In five days, Sedro-Woolley is lifting a 27-year ban on riding horses, cattle and mules on public streets downtown.
"They're very green and that's the thing, green transportation," said Doug Wood, a member of the Sedro-Woolley Rodeo Board.
In his small town, city leaders say animals are a big deal.
"We've alread got the rodeo grounds, the Loggerodeo every year that culminates the 4th of July, so why not a horse friendly town?" said Kevin Loy, a city councilmember.
Despite the love for the animals, they've been outlawed since 1986.
"A guy would ride his horse to the bars and he'd tie it up outside the bar and then ride it home at two every night. Finally, they had some complaints," said Wood, who is also the police chief.
It carried a $300 fine.

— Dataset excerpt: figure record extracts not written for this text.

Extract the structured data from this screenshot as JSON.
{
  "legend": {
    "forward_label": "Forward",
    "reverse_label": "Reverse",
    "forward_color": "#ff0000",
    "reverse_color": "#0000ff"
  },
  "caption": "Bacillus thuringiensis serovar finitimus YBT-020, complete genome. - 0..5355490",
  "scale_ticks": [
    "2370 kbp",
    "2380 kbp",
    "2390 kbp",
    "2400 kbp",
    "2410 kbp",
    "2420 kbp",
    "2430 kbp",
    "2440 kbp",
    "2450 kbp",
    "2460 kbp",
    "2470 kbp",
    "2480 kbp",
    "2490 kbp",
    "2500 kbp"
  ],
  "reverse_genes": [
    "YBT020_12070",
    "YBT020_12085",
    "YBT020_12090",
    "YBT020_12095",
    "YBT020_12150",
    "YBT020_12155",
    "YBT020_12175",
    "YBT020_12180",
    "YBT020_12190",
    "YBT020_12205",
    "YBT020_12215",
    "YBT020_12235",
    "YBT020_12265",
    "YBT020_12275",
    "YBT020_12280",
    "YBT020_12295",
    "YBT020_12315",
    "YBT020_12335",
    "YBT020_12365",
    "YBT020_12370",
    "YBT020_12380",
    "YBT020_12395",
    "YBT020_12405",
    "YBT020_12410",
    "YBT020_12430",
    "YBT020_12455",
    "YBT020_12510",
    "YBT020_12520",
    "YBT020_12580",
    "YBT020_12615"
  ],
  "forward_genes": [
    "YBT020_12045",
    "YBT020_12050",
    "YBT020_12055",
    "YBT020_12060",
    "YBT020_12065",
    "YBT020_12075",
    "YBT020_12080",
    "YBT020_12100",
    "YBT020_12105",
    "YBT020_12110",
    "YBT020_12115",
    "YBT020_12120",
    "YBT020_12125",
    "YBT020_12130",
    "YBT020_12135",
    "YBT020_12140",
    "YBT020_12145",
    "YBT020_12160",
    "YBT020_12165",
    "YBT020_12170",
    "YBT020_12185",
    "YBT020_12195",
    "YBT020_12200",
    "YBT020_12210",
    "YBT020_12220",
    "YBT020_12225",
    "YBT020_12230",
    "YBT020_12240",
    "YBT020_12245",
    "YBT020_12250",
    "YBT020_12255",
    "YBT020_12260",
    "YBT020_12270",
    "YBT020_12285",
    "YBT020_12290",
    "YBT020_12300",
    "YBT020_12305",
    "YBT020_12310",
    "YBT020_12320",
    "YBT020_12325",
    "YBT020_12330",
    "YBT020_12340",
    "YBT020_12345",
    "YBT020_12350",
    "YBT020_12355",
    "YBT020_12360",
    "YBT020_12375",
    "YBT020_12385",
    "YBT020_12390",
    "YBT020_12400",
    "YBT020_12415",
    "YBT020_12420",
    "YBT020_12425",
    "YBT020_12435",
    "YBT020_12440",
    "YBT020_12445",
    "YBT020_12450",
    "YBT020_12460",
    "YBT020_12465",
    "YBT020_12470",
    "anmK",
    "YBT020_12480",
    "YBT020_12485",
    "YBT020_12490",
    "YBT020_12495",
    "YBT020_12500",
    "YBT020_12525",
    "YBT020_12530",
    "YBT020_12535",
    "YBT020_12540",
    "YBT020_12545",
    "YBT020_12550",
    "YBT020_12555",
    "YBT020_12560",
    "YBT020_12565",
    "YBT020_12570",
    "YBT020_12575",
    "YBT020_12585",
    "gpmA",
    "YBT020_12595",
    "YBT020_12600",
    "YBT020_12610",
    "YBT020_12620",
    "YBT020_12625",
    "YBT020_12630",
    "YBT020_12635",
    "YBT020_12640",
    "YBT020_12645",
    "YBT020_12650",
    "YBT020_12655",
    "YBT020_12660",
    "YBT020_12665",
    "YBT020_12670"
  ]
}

City leaders voted to overturn the ordinance on Wednesday.
"It might take a while to get to work," said Nick Bell, who works downtown and owns 19 cows.
"I don't know if you can actually train a cow to ride it," he added.
While there's some who think waste on the roadways might be an issue, most residents aren't too concerned.
"Even if you step in it, it's not like we're some uppity town, you kind of wipe your feet and move on," said Jen Bateman, who works downtown.
Police won't cite owners for it. According to Wood, there's a bright side to this dark topic.
"You can get angry with the poop or you can see it as an opportunity. There's some free fertilizer there, utilize it in your garden," he said.
"It's Sedro-Woolley; that's how we are," added Bateman.
The Sedro-Woolley police chief did state that anyone riding through town will have to obey traffic laws.